Documentation > Professional+ > Observability Engine
⭐ PRO+

Observability Engine

Fleet-wide telemetry: OpenTelemetry collector deployment + lifecycle, Graylog log-forwarder sidecar attachment, and Grafana provisioning. Generates per-platform deployment plans (systemd / launchd / sysvinit / Windows services / FreeBSD rc.d) so a single server-side configuration rolls out consistently across mixed OS fleets.

Overview

The Observability Engine owns the deployment, configuration, and routing of three telemetry surfaces: the OpenTelemetry collector running on each agent (metrics + traces), the Graylog log-forwarder sidecar (syslog / file / journald shipping), and Grafana (dashboards + datasources auto-provisioned for SysManage's Postgres data). Per-host plans are generated from server-side templates so the agent never has to know how to configure these services.

Tier & Licensing

  • Enterprise tier: full observability deployment.
  • Community Edition: read-only telemetry status (is OTEL running? is Graylog attached?).
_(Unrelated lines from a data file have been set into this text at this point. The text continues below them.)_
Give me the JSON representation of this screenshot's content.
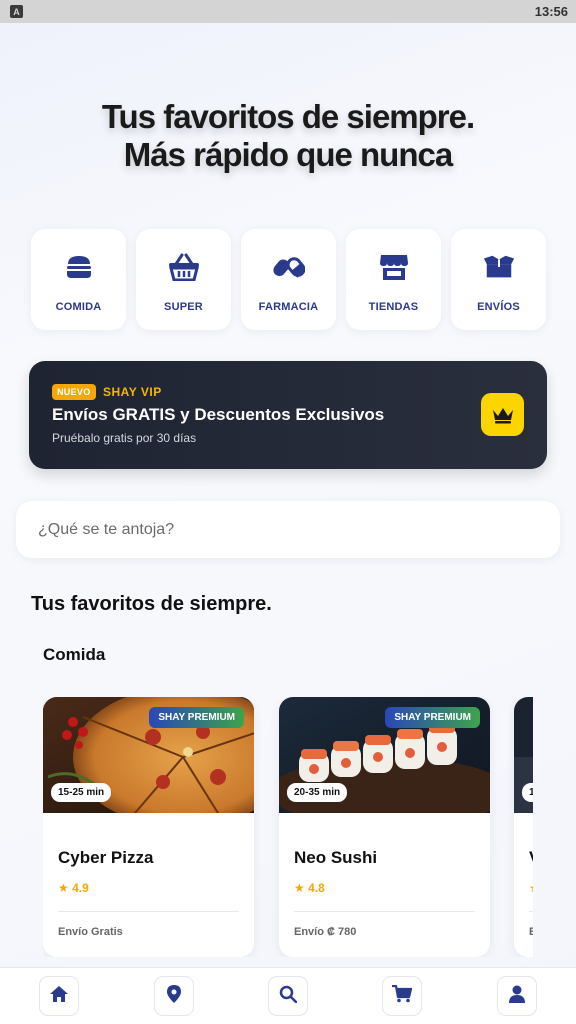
{
  "status_bar": {
    "time": "13:56",
    "app_icon": "A"
  },
  "hero": {
    "title_line1": "Tus favoritos de siempre.",
    "title_line2": "Más rápido que nunca"
  },
  "categories": [
    {
      "label": "COMIDA",
      "icon": "burger-icon"
    },
    {
      "label": "SUPER",
      "icon": "basket-icon"
    },
    {
      "label": "FARMACIA",
      "icon": "pills-icon"
    },
    {
      "label": "TIENDAS",
      "icon": "store-icon"
    },
    {
      "label": "ENVÍOS",
      "icon": "box-icon"
    }
  ],
  "vip": {
    "badge": "NUEVO",
    "brand": "SHAY VIP",
    "title": "Envíos GRATIS y Descuentos Exclusivos",
    "subtitle": "Pruébalo gratis por 30 días",
    "icon": "crown-icon"
  },
  "search": {
    "placeholder": "¿Qué se te antoja?"
  },
  "section_title": "Tus favoritos de siempre.",
  "subsection_title": "Comida",
  "restaurants": [
    {
      "name": "Cyber Pizza",
      "badge": "SHAY PREMIUM",
      "time": "15-25 min",
      "rating": "★ 4.9",
      "delivery": "Envío Gratis"
    },
    {
      "name": "Neo Sushi",
      "badge": "SHAY PREMIUM",
      "time": "20-35 min",
      "rating": "★ 4.8",
      "delivery": "Envío ₡ 780"
    },
    {
      "name": "V",
      "badge": "",
      "time": "1",
      "rating": "★",
      "delivery": "E"
    }
  ],
  "bottom_nav": [
    {
      "icon": "home-icon"
    },
    {
      "icon": "map-pin-icon"
    },
    {
      "icon": "search-icon"
    },
    {
      "icon": "cart-icon"
    },
    {
      "icon": "user-icon"
    }
  ],
  "colors": {
    "accent": "#2a3a8c",
    "gold": "#f5a70a",
    "crown_bg": "#fcd400",
    "banner_bg": "#1f2432"
  }
}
No deploy / configure.

Telemetry Surfaces

OpenTelemetry Collector

A per-host OTEL collector that scrapes node-level metrics (CPU, memory, disk, network), forwards traces from instrumented apps, and ships them to a configurable backend. The engine generates platform-specific install bundles — binary + config + service unit — for Linux (systemd), FreeBSD (rc.d), OpenBSD (rc.d), NetBSD (rc.d), macOS (launchd), and Windows (Windows service).

Graylog Log Forwarder

A lightweight log-shipper sidecar that attaches to a Graylog input. Sources are configurable per host: syslog files, journald, application log files, or Windows Event Log. Detach + re-attach without restarting the SysManage agent.

Grafana Provisioning

Connect a Grafana instance and the engine auto-provisions its Postgres datasource (read-only credentials), an admin folder, and a starter dashboard pack: host inventory, package compliance, vulnerability status, agent connectivity, and update / OS-upgrade activity. Custom dashboards added through Grafana's UI are not touched by re-provisioning.
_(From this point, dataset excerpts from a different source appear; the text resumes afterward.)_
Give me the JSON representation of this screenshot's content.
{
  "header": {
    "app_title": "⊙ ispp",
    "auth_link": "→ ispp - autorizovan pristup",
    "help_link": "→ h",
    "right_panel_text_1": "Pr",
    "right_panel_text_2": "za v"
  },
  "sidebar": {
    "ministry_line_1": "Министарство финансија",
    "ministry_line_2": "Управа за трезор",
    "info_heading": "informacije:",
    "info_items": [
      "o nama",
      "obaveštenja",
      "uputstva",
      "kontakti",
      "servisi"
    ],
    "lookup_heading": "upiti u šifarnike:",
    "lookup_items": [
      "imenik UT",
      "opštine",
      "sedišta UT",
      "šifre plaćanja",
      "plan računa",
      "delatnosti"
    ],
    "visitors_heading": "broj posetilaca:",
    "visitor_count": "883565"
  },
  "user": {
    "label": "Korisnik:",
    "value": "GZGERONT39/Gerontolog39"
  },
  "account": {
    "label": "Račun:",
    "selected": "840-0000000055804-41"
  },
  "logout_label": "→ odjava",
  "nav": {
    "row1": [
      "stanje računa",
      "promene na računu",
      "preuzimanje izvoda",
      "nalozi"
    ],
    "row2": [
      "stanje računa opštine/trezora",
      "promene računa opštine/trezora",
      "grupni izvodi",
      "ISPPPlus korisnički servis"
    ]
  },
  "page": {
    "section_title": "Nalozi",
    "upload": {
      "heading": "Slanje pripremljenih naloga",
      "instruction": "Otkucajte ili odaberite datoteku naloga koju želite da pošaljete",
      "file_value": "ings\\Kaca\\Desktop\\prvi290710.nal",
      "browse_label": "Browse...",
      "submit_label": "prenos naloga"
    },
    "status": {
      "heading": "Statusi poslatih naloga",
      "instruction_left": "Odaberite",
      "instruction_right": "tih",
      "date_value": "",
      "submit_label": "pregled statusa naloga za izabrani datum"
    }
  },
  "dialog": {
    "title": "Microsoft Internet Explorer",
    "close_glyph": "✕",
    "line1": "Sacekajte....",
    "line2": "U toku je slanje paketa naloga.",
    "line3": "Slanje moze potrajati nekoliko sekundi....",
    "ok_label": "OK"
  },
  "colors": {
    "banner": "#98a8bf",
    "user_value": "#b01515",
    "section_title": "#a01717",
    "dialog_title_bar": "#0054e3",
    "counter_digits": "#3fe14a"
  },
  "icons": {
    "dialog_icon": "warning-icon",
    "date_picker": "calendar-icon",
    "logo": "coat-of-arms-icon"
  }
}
Open Source vs Professional+

  • Community Edition: agent reports OTEL service status and Graylog attach state via existing status messages so the host details page shows the current connectivity.
  • Professional+: deploy, start, stop, restart, and uninstall the OTEL collector across the fleet from one server-side configuration.
  • Professional+: attach hosts to a Graylog input with one click; configure source paths and TLS per host.
  • Professional+: connect Grafana, auto-provision the SysManage datasource + dashboards.

OTEL Deploy Flow

  1. User selects target hosts (singly or via fleet selector).
  2. User picks the backend (e.g. OTLP HTTP endpoint, OTLP gRPC, Prometheus remote-write).
  3. Engine generates the per-platform deployment plan: download the otelcol binary, drop the rendered config.yml in /etc/otelcol/ (or platform equivalent), install the service unit, enable + start.
  4. Agent runs the plan via apply_deployment_plan; per-step result rolls up into deployment status.
  5. Status sweep runs every minute and refreshes the per-host OTEL state; the host details page renders it.

Using the UI

From a host's Host Details page:

  • Deploy OpenTelemetry action triggers the per-host install plan; Start / Restart / Stop OpenTelemetry Service drive lifecycle.
  • Connect Host to Graylog opens the Graylog attach dialog; the engine plan installs and configures the log forwarder.
  • Enable Grafana Integration on Settings configures the datasource + provisions dashboards.

API Endpoints

All endpoints live under the /api/v1/observability prefix. Auth: bearer JWT. Each engine-driven endpoint also requires the corresponding Pro+ feature flag to be present in the active license; without it the route returns HTTP 402.

OpenTelemetry collector

  • POST /api/v1/observability/otel/{host_id}/status — queue a status-check plan against the host's OTEL collector.
  • POST /api/v1/observability/otel/{host_id}/deploy — deploy / re-deploy the collector config (assumes the binary is already installed on the host).
  • POST /api/v1/observability/otel/{host_id}/remove — stop, disable, and remove the OTEL config on a host.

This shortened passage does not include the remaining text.